Ребята обрадовались, но Генри призвал к порядку:
– Сначала дело. Не делим шкуру неубитого медведя.
Наконец, дошли. С тех пор как Генри нашёл кошелёк аптекаря, успел дважды пойти и растаять снег, а сегодня снова ударил мороз: выбелил стены и края листьев во дворе, превратил грязь в острые гребни вдоль дороги.
Николас подошёл прямо к боксам для машин, посветил фонариком – убедиться, что никого нет. Мальчишки рассеялись вдоль ограды, изучая следы. Потом Лис принялся изучать боксы вместе с Николасом, а Шустрый попробовал потянуть дверь каланчи, но её заклинило. Коготь обошёл башню вокруг. На миг ему показалось, что в одном из окон без стёкол кто-то есть – будто кто-то смотрел немигающим рыбьим взглядом.
Генри поёжился, но ощущение пропало, и он, мрачно улыбнувшись, позвал друзей.
– Не будем ломиться в каланчу. Осьминог сам выползет, когда мы позовём его.
Охотники расчистили площадку от листьев, нарисовали витиеватую схему с четырьмя выраженными углами. Шустрый положил по периметру дубовых листьев – для крепости границы. Лис прочёл заклятие удачи. Генри переглянулся с дядей, немного постоял, разглядывая пар изо рта. Потом взял у него нож и аккуратно – не в первый раз уже – надрезал себе палец на левой руке.
Брызнул перед собой, стараясь попасть в центр схемы.
– Явись, гр…
«Грязное чудовище». Он запнулся. Порывы ветра играли с тенями, казалось, что брусчатка не то плывёт, не то колышется. Или из неё вовсе лезут усики.
«Круто!» – в итоге вдохновился Генри. Собрался звонко позвать монстра и начать эпизод по его укрощению, напоследок посмотрел в лица замерших друзей.
После чего из-под камня под каждым из них вырвались тонкие блестящие щупальца, свернулись вокруг людей в петли и плотно сжались, в одну секунду превратив тела в фарш. Никто из них не успел даже крикнуть, только хрустнули кости, чавкнула плоть и обильно полилась между щупалец чёрная в темноте кровь. Лужи медленно заливали нарисованную мелом схему, пара дубовых листков поплыла. Поднимался пар.
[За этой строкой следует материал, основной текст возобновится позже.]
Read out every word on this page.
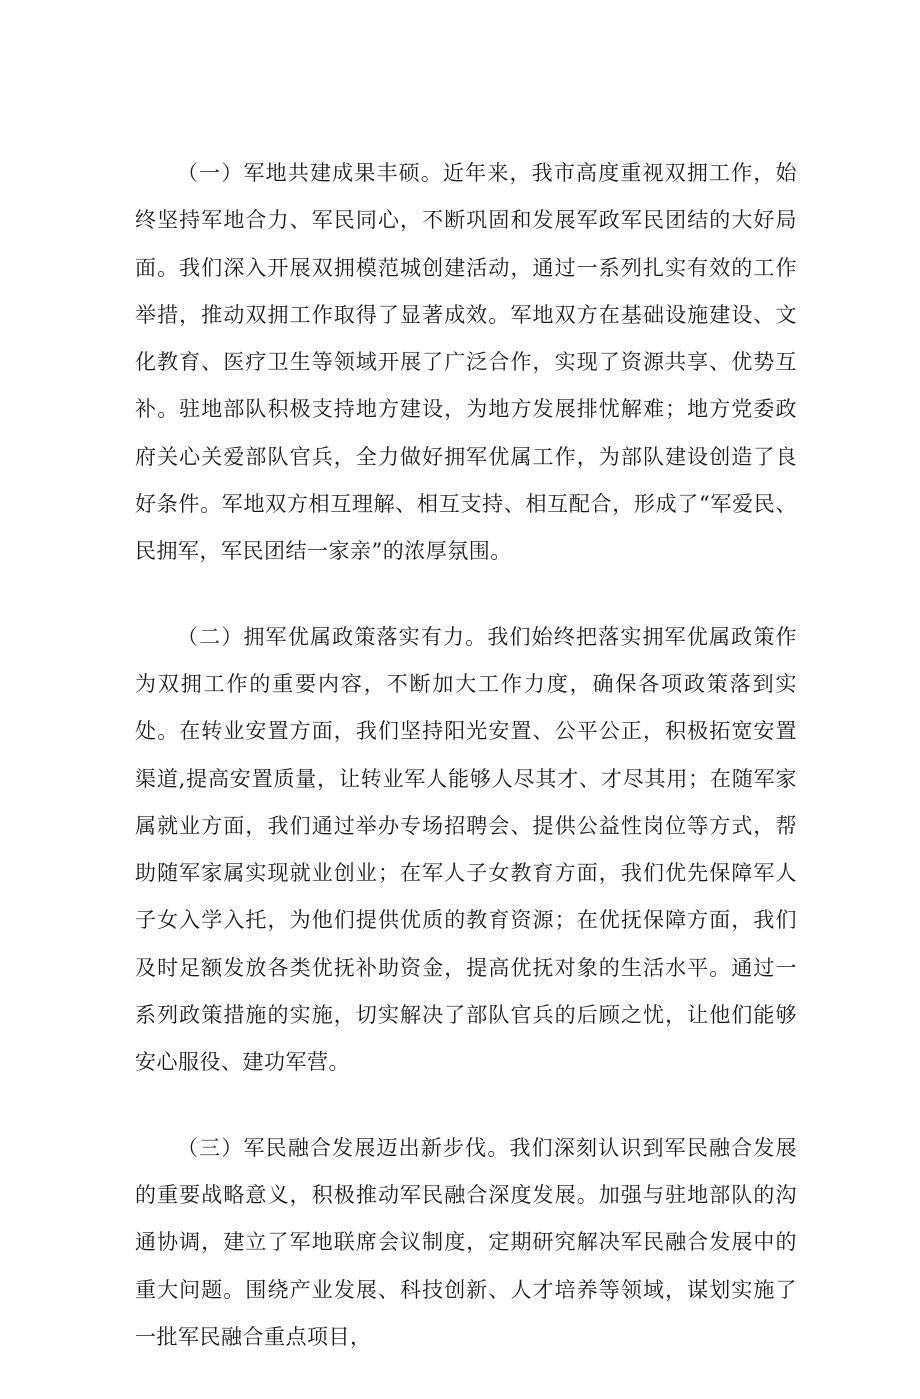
（一）军地共建成果丰硕。近年来，我市高度重视双拥工作，始终坚持军地合力、军民同心，不断巩固和发展军政军民团结的大好局面。我们深入开展双拥模范城创建活动，通过一系列扎实有效的工作举措，推动双拥工作取得了显著成效。军地双方在基础设施建设、文化教育、医疗卫生等领域开展了广泛合作，实现了资源共享、优势互补。驻地部队积极支持地方建设，为地方发展排忧解难；地方党委政府关心关爱部队官兵，全力做好拥军优属工作，为部队建设创造了良好条件。军地双方相互理解、相互支持、相互配合，形成了“军爱民、民拥军，军民团结一家亲”的浓厚氛围。

（二）拥军优属政策落实有力。我们始终把落实拥军优属政策作为双拥工作的重要内容，不断加大工作力度，确保各项政策落到实处。在转业安置方面，我们坚持阳光安置、公平公正，积极拓宽安置渠道,提高安置质量，让转业军人能够人尽其才、才尽其用；在随军家属就业方面，我们通过举办专场招聘会、提供公益性岗位等方式，帮助随军家属实现就业创业；在军人子女教育方面，我们优先保障军人子女入学入托，为他们提供优质的教育资源；在优抚保障方面，我们及时足额发放各类优抚补助资金，提高优抚对象的生活水平。通过一系列政策措施的实施，切实解决了部队官兵的后顾之忧，让他们能够安心服役、建功军营。

（三）军民融合发展迈出新步伐。我们深刻认识到军民融合发展的重要战略意义，积极推动军民融合深度发展。加强与驻地部队的沟通协调，建立了军地联席会议制度，定期研究解决军民融合发展中的重大问题。围绕产业发展、科技创新、人才培养等领域，谋划实施了一批军民融合重点项目，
Генри окаменел, не смея вдохнуть. Всё замерло на несколько секунд, ему казалось, что его глаза стекают вниз, по щекам, холодными слизняками. Билось ли у него ещё сердце? Он сделал крохотный шажок назад, начиная издавать очень тихий, скулящий звук.
Щупальца расслабились, с мокрым шелестом развалились лепестками вокруг куч из мяса и одежды. От каланчи прошла по земле слабая волна, будто вздох. И то, что было прежде друзьями Генри, пошевелилось и начало превращаться в три фигуры. Они принимали очертания взрослого и двух детей, неловко подёргивали руками и будто состояли из червей – вся плоть их мелко шевелилась, поблёскивала, шуршала.
Генри сделал ещё один маленький шажок назад, горло снова сковало оцепенение.
То ли от каланчи, то ли из-под брусчатки раздался густой шёпот:
– Спасибо за кровь, мальчик.
Фигура, похожая на Лиса, сделала шаг в сторону, уже совсем сухая и в целой одежде. А потом сказала голосом его друга Виктора:
– Коготь, дашь списать историю?
И тогда у Генри совершенно внезапно и неуместно вырвалась икота. Это вывело его из ступора. Парень резко повернулся и кинулся наутёк.
Он даже не представлял, что умеет так бегать. Ледяной ветер свистел в ушах, шапка потерялась на одном из поворотов. Один раз он таки поскользнулся и разбил руки и колени о лёд, но тут же вскочил и продолжил бежать, пока не оказался перед своим домом. Взлетел по лестнице на свой этаж, трясущимися руками открыл замок и притворил за собой дверь.
Что делать, он не знал, знал только опустошающий страх в своём животе и не придумал ничего надёжнее, чем переодеться в пижаму и спрятаться под родное тёплое одеяло с головой. Он просидел в полудрёме всю ночь, даже не подозревая, что за ним никто не гнался.